Uitspraak
PROCESVERLOOP
OVERWEGINGEN
Inleiding
.
Centrale Raad van Beroep
Deze zaak betreft een hoger beroep tegen de uitspraak van de rechtbank Noord-Nederland over de intrekking en terugvordering van bijstand aan appellant. Het college van burgemeester en wethouders van Heerenveen heeft de bijstand ingetrokken op basis van het standpunt dat appellant niet zijn hoofdverblijf had op het uitkeringsadres. Appellant ontkent dit en stelt dat het college onvoldoende bewijs heeft geleverd. De Centrale Raad van Beroep heeft de zaak behandeld op 5 augustus 2025, waarbij appellant werd bijgestaan door zijn advocaat, mr. M.A. Jansen, en een tolk. Het college werd vertegenwoordigd door mr. E.J. Olthof.

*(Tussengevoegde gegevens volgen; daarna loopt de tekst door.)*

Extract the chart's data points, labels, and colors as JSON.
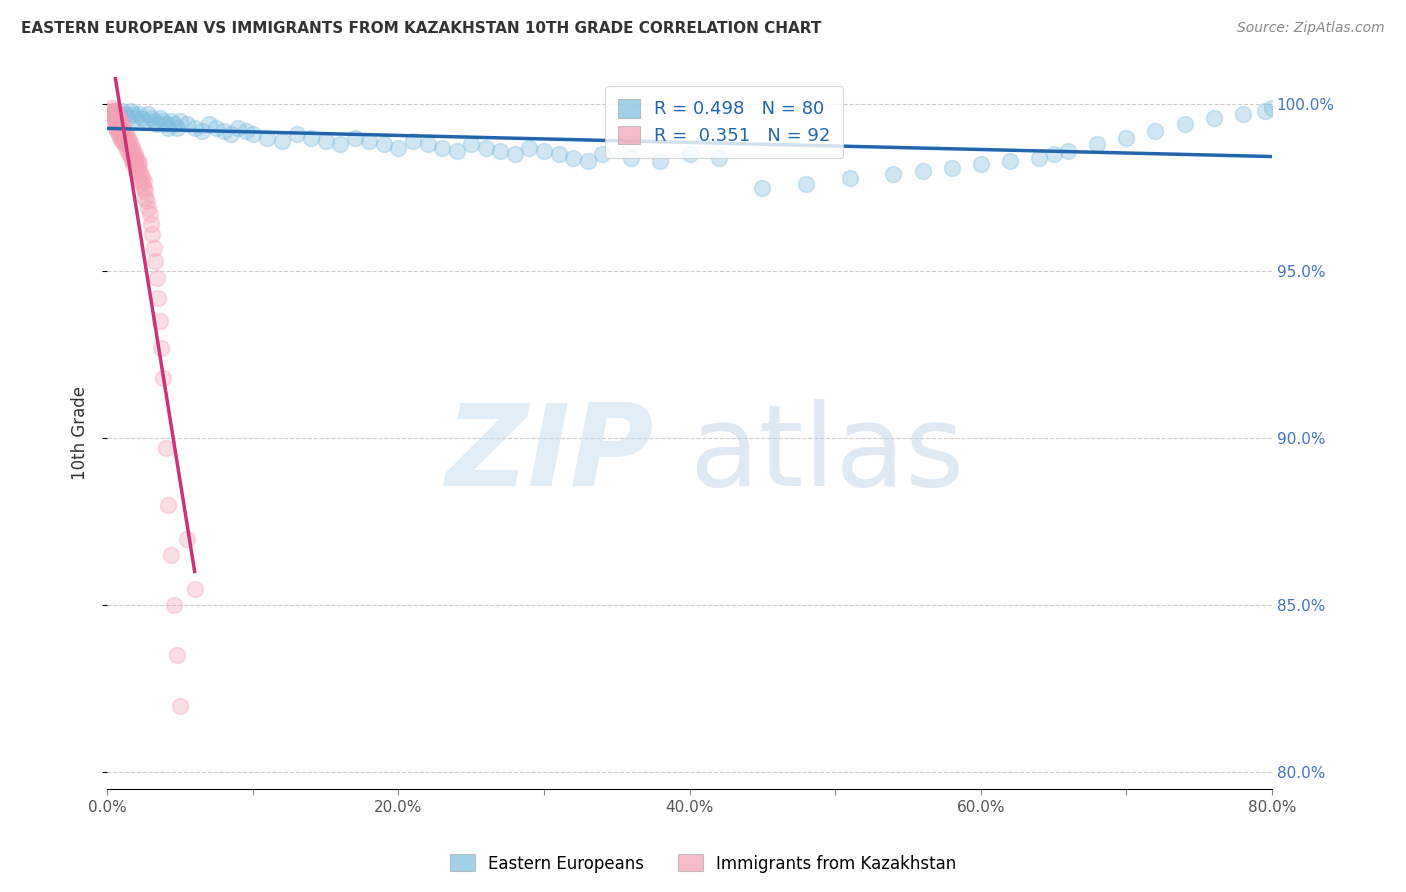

De Raad concludeert dat de getuigenverklaringen en waarnemingen van het college voldoende bewijs vormen voor de conclusie dat appellant in de te beoordelen periode niet op het uitkeringsadres woonde. De Raad oordeelt dat appellant zijn inlichtingenverplichting heeft geschonden door niet te melden dat hij niet op het uitkeringsadres verbleef. Hierdoor kon het recht op bijstand niet worden vastgesteld, wat de intrekking en terugvordering van de bijstand rechtvaardigt. De uitspraak van de rechtbank wordt bevestigd, en appellant krijgt geen vergoeding voor proceskosten of griffierecht.